After the year-long project, Finn plans on going to medical school.Finn has had experience interning at hospitals and medical centers in Los Angeles and Princeton.

On campus, she previously served as the music director of the Tigressions and publicity chair of the Glee Club.

Wilson, a comparative literature concentrator, said she will use the fellowship to partner with the LEAP Africa Foundation and high schools and universities in Nigeria to create a literary literacy program.

“The idea is to bridge communities, increase accesses, promote dialogue, and promote advocacy and change,” Wilson said.

Wilson explained that her project has three phases. The first will focus on literacy levels and helping students move from basic literacy to analytic literacy. She said the second phase is more reflective in nature because she wants the participants to ponder their experiences and identify a problem they would like to resolve before producing their own projects. The third phase will allow the students to participate in an exhibition of their projects.

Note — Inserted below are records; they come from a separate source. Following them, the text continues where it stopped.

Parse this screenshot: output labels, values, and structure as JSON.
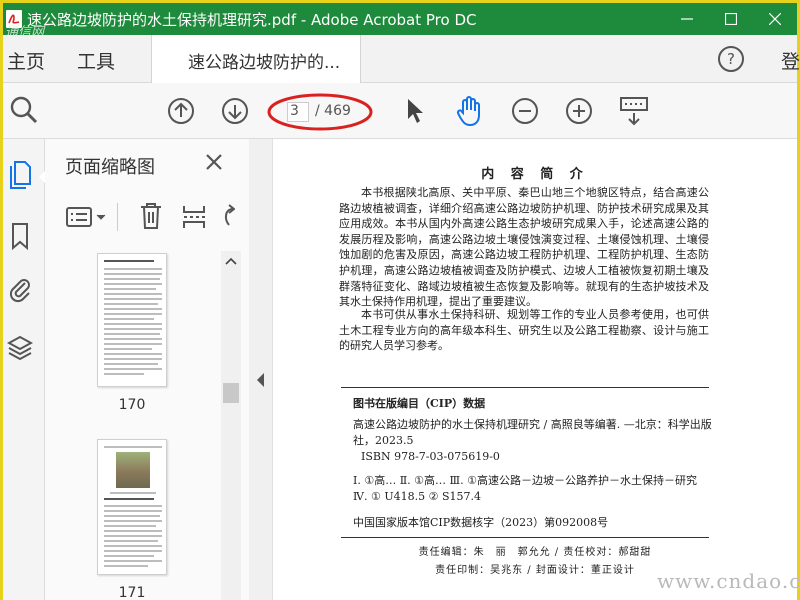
{
  "window": {
    "title": "速公路边坡防护的水土保持机理研究.pdf - Adobe Acrobat Pro DC",
    "overlay_text": "通信网",
    "colors": {
      "titlebar": "#1e8a3c",
      "highlight_ellipse": "#d9221f",
      "accent_blue": "#1473e6"
    }
  },
  "menu": {
    "home": "主页",
    "tools": "工具",
    "doc_tab": "速公路边坡防护的...",
    "signin": "登"
  },
  "toolbar": {
    "current_page": "3",
    "total_pages": "/ 469",
    "icons": [
      "search-icon",
      "page-up-icon",
      "page-down-icon",
      "select-arrow-icon",
      "hand-icon",
      "zoom-out-icon",
      "zoom-in-icon",
      "marquee-zoom-icon"
    ]
  },
  "thumbnails": {
    "title": "页面缩略图",
    "items": [
      {
        "label": "170"
      },
      {
        "label": "171"
      }
    ]
  },
  "document": {
    "heading": "内 容 简 介",
    "para1": "本书根据陕北高原、关中平原、秦巴山地三个地貌区特点，结合高速公路边坡植被调查，详细介绍高速公路边坡防护机理、防护技术研究成果及其应用成效。本书从国内外高速公路生态护坡研究成果入手，论述高速公路的发展历程及影响，高速公路边坡土壤侵蚀演变过程、土壤侵蚀机理、土壤侵蚀加剧的危害及原因，高速公路边坡工程防护机理、工程防护机理、生态防护机理，高速公路边坡植被调查及防护模式、边坡人工植被恢复初期土壤及群落特征变化、路域边坡植被生态恢复及影响等。就现有的生态护坡技术及其水土保持作用机理，提出了重要建议。",
    "para2": "本书可供从事水土保持科研、规划等工作的专业人员参考使用，也可供土木工程专业方向的高年级本科生、研究生以及公路工程勘察、设计与施工的研究人员学习参考。",
    "cip_title": "图书在版编目（CIP）数据",
    "cip_line1": "高速公路边坡防护的水土保持机理研究 / 高照良等编著. —北京：科学出版社，2023.5",
    "cip_line2": "ISBN 978-7-03-075619-0",
    "cip_line3": "Ⅰ. ①高…  Ⅱ. ①高…  Ⅲ. ①高速公路－边坡－公路养护－水土保持－研究  Ⅳ. ① U418.5 ② S157.4",
    "cip_line4": "中国国家版本馆CIP数据核字（2023）第092008号",
    "credit1": "责任编辑：朱　丽　郭允允 / 责任校对：郝甜甜",
    "credit2": "责任印制：吴兆东 / 封面设计：董正设计"
  },
  "watermark": "www.cndao.com"
}
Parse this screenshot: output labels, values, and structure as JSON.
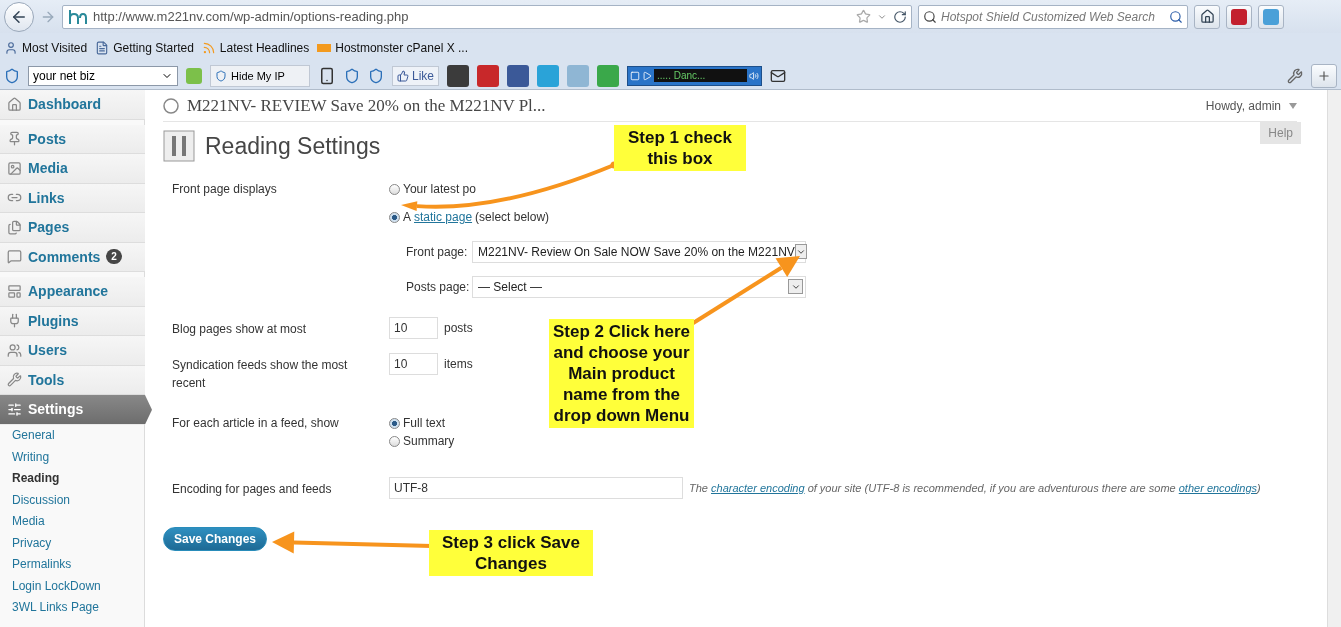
{
  "browser": {
    "url": "http://www.m221nv.com/wp-admin/options-reading.php",
    "search_placeholder": "Hotspot Shield Customized Web Search",
    "bookmarks": [
      {
        "label": "Most Visited",
        "kind": "person"
      },
      {
        "label": "Getting Started",
        "kind": "page"
      },
      {
        "label": "Latest Headlines",
        "kind": "feed"
      },
      {
        "label": "Hostmonster cPanel X ...",
        "kind": "cpanel"
      }
    ],
    "toolbar": {
      "search_value": "your net biz",
      "hide_ip": "Hide My IP",
      "like": "Like",
      "player_track": "..... Danc..."
    }
  },
  "wp": {
    "site_title": "M221NV- REVIEW Save 20% on the M221NV Pl...",
    "greeting": "Howdy, admin",
    "help": "Help",
    "menu": [
      {
        "label": "Dashboard",
        "selected": false
      },
      {
        "label": "Posts",
        "selected": false
      },
      {
        "label": "Media",
        "selected": false
      },
      {
        "label": "Links",
        "selected": false
      },
      {
        "label": "Pages",
        "selected": false
      },
      {
        "label": "Comments",
        "selected": false,
        "badge": "2"
      },
      {
        "label": "Appearance",
        "selected": false
      },
      {
        "label": "Plugins",
        "selected": false
      },
      {
        "label": "Users",
        "selected": false
      },
      {
        "label": "Tools",
        "selected": false
      },
      {
        "label": "Settings",
        "selected": true
      }
    ],
    "submenu": [
      {
        "label": "General",
        "selected": false
      },
      {
        "label": "Writing",
        "selected": false
      },
      {
        "label": "Reading",
        "selected": true
      },
      {
        "label": "Discussion",
        "selected": false
      },
      {
        "label": "Media",
        "selected": false
      },
      {
        "label": "Privacy",
        "selected": false
      },
      {
        "label": "Permalinks",
        "selected": false
      },
      {
        "label": "Login LockDown",
        "selected": false
      },
      {
        "label": "3WL Links Page",
        "selected": false
      }
    ],
    "page_title": "Reading Settings",
    "front_page": {
      "label": "Front page displays",
      "options": [
        {
          "before": "Your latest po",
          "selected": false
        },
        {
          "before": "A ",
          "link": "static page",
          "after": " (select below)",
          "selected": true
        }
      ],
      "selects": [
        {
          "label": "Front page:",
          "value": "M221NV- Review On Sale NOW Save 20% on the M221NV"
        },
        {
          "label": "Posts page:",
          "value": "— Select —"
        }
      ]
    },
    "blog_pages": {
      "label": "Blog pages show at most",
      "value": "10",
      "unit": "posts"
    },
    "syndication": {
      "label": "Syndication feeds show the most recent",
      "value": "10",
      "unit": "items"
    },
    "feed_article": {
      "label": "For each article in a feed, show",
      "options": [
        {
          "label": "Full text",
          "selected": true
        },
        {
          "label": "Summary",
          "selected": false
        }
      ]
    },
    "encoding": {
      "label": "Encoding for pages and feeds",
      "value": "UTF-8",
      "desc_1": "The ",
      "link_1": "character encoding",
      "desc_2": " of your site (UTF-8 is recommended, if you are adventurous there are some ",
      "link_2": "other encodings",
      "desc_3": ")"
    },
    "save": "Save Changes"
  },
  "callouts": [
    {
      "text": "Step 1 check this box"
    },
    {
      "text": "Step 2 Click here and choose your Main product name from the drop down Menu"
    },
    {
      "text": "Step 3 click Save Changes"
    }
  ]
}
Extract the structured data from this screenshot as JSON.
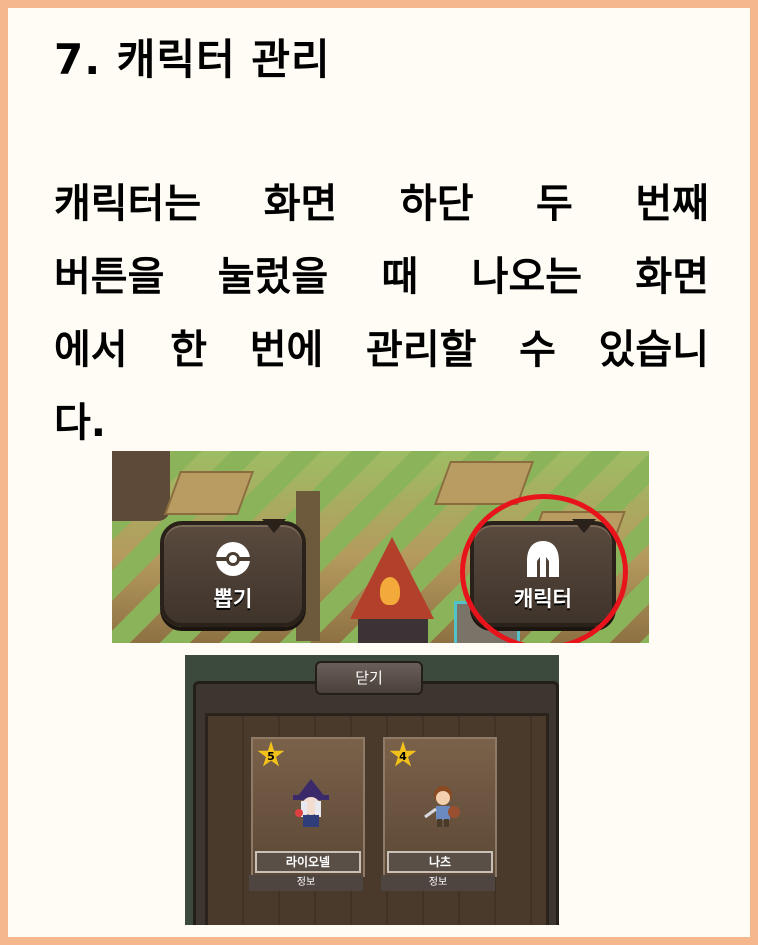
{
  "heading": "7. 캐릭터 관리",
  "paragraph_lines": [
    " 캐릭터는 화면 하단 두 번째",
    "버튼을 눌렀을 때 나오는 화면",
    "에서 한 번에 관리할 수 있습니",
    "다."
  ],
  "game_menu": {
    "gacha_button_label": "뽑기",
    "character_button_label": "캐릭터"
  },
  "character_screen": {
    "close_label": "닫기",
    "cards": [
      {
        "name": "라이오넬",
        "stars": "5",
        "info_label": "정보"
      },
      {
        "name": "나츠",
        "stars": "4",
        "info_label": "정보"
      }
    ]
  },
  "colors": {
    "page_border": "#f4b88c",
    "highlight_circle": "#e8141b",
    "star": "#f3c21a"
  }
}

Throughout each phase, she noted, students from underserved schools will be paired with students from overfunded schools in an effort to bridge the gap between them.

“I’ve been thinking about it a lot because one of the things I believe is that most problems with education come from access and not ability,” Wilson said. “And so with many things I do, I try to increase access and then bridge groups that have too many or too few resources.”

Wilson explained that as a Nigerian-born individual she was inspired to pursue this project in Nigeria, and she has thought about the gap between the privileged and underprivileged in the past.

“Kristin has voracious intellect, is deeply committed to public service, and approaches her classroom and community work with thoughtfulness and humility,” Whitman College Director of Studies Justin Lorts said. Lorts has worked closely with Wilson on a number of projects related to Whitman.

Lorts added that Wilson’s ReachOut project is an extension of the work that she has already done, and said that he believes it will be successful.

“The project will continue long after Kristin’s fellowship with ReachOut has ended and will help train a new generation of student leaders and materially improve the lives of the children involved in the program,” Lorts said.

After the year, Wilson plans on pursuing a masters program at Oxford. Her program will focus on literature.

Wilson has also interned at hospitals and clinics in Philadelphia and France. On campus, she has worked with ReachOut in helping underserved high school students to prepare for college. She is also a member of the Pace Council, a peer health advisor and chair of Whitman’s college council.

"We're very proud of the creativity, activism and passion already demonstrated by our newest Fellows," Freund said.

In addition to providing the ReachOut fellowship, ReachOut increases college awareness, provides literacy programs for disadvantaged high schools and sponsors an annual social entrepreneurship contest at Princeton.